Feeding Crows for the Shradh - Gastro Obscura

Feeding Crows for the Shradh

In this Hindu ritual, families feed crows who represent deceased relatives.

There are no crows to be seen. It is noon, and the sun is high in the sky in Chennai, India; two women carry a veritable feast in their arms eager to feed the crows, but there are none. “Caw, caw,” one woman mumbles, calling to the birds. When none respond, they take the banana leaf containing their feast—sugar-flecked kalkand rice, plain rice smothered in sambhar, yogurt, green gram dal, rice soaked in rasam, savory doughnuts called vadai, plantain chips, and semolina payasam—into the car. They wind their windows down and squint outside at treetops and at the sky, willing one crow to appear. Just one.

This is part of a Hindu ritual known as shradh, an annual rite conducted on a day known as the tithi, or the anniversary of a loved one’s death, calculated according to astrology and the Vedic calendar.
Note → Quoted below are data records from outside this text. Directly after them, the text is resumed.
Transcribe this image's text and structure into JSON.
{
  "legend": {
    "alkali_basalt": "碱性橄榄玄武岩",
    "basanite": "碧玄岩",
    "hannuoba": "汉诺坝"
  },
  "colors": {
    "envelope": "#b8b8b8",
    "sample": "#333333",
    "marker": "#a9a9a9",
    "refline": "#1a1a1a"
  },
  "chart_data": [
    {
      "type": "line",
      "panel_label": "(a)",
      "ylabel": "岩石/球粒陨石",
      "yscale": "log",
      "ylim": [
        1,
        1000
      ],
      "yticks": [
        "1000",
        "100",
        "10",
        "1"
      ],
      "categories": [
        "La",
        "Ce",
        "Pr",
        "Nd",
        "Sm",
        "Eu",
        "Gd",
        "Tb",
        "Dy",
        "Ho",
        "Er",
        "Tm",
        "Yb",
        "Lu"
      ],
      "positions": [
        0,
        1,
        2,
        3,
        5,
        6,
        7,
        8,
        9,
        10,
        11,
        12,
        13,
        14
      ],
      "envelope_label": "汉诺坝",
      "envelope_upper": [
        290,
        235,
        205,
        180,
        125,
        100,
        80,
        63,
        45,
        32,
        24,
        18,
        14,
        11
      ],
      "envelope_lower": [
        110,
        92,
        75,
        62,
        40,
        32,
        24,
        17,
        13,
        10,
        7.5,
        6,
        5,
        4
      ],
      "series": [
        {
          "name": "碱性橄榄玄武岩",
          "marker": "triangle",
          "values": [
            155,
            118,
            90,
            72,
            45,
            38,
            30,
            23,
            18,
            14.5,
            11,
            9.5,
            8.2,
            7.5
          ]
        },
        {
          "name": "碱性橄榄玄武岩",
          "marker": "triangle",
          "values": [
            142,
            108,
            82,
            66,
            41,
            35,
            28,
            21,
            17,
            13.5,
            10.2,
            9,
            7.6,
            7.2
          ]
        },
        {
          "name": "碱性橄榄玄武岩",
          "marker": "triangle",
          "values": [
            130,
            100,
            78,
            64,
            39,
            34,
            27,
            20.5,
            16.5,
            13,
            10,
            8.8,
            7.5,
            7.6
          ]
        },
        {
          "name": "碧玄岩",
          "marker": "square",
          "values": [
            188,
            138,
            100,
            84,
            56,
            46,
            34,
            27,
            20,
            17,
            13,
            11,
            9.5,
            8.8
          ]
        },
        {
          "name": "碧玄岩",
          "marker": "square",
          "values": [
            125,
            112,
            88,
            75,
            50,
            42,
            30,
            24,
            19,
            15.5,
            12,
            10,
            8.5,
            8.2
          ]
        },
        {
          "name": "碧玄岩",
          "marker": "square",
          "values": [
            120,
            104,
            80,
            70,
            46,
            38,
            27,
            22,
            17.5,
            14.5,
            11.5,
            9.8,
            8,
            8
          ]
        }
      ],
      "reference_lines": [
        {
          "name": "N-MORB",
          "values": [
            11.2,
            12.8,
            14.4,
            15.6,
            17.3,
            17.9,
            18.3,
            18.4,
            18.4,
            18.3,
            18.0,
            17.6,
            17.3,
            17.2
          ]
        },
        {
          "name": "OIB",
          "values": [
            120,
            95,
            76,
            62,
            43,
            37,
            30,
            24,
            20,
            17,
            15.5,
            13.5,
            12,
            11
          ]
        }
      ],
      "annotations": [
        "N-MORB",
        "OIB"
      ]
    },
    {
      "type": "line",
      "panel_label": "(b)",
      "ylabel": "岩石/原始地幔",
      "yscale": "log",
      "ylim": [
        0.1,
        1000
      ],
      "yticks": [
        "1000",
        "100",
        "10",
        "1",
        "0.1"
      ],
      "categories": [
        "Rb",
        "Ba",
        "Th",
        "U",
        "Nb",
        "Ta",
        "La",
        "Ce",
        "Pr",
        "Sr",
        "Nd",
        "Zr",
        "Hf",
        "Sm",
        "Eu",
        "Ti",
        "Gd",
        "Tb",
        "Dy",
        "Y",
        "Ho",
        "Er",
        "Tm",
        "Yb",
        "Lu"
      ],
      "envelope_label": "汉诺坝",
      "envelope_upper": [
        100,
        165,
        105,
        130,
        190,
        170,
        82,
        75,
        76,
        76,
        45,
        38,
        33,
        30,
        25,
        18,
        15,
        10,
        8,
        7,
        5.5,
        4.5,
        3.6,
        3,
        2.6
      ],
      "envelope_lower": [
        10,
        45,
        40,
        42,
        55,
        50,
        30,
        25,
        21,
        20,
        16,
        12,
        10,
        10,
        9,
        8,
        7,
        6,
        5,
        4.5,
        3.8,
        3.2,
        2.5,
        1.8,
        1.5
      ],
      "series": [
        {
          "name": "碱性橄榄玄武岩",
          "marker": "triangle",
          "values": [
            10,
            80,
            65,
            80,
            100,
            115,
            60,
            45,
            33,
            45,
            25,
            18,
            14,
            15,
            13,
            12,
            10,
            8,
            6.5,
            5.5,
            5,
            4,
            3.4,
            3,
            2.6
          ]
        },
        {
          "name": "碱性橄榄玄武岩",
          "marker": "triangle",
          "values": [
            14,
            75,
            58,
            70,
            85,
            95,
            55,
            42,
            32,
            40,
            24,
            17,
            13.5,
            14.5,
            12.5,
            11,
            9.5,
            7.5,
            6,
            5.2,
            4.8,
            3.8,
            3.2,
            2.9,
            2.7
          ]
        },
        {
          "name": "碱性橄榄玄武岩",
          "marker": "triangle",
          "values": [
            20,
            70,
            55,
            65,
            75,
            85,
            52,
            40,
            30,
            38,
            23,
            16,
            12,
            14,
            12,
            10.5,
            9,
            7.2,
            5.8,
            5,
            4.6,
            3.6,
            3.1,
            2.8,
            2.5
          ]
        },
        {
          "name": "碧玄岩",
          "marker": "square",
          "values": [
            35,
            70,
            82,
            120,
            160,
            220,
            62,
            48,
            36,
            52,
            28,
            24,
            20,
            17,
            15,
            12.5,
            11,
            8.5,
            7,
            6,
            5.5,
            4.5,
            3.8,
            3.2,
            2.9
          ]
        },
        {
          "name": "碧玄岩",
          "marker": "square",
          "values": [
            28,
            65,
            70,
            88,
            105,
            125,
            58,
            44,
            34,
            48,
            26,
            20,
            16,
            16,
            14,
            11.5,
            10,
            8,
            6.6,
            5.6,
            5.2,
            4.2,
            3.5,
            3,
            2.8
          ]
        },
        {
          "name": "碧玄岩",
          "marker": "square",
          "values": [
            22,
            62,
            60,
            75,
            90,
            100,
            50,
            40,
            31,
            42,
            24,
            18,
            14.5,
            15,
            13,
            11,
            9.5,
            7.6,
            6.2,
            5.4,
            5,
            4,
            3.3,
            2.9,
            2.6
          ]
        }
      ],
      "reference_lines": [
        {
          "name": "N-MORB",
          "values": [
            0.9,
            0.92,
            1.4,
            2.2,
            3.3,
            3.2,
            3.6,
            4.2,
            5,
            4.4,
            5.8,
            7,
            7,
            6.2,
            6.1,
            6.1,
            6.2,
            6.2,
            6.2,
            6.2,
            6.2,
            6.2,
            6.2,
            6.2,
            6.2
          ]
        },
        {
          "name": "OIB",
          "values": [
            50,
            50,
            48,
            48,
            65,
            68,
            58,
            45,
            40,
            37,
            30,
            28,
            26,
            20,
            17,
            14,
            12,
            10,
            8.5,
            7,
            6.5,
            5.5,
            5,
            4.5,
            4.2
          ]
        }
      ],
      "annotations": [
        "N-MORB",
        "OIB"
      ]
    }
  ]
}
Hindus believe that crows are the link between the worlds of the living and the dead; ancestors, it is said, visit the living in the form of a crow. Every year following a loved one’s death, the family cooks a feast filled with all of their relative’s favorite foods. Each of them take turns to ladle the feast onto a banana leaf until they have all served something, and then the leaf is carefully carried outside. But sometimes, there are no crows, and that’s when a family must drive around looking for them. (Feeding a crow is considered auspicious and is practiced on all sorts of occasions, tied to all sorts of rituals.)

The shradh has concluded when a crow pecks at the feast and begins to eat. This signifies that the soul of the loved one is now satiated and is at peace.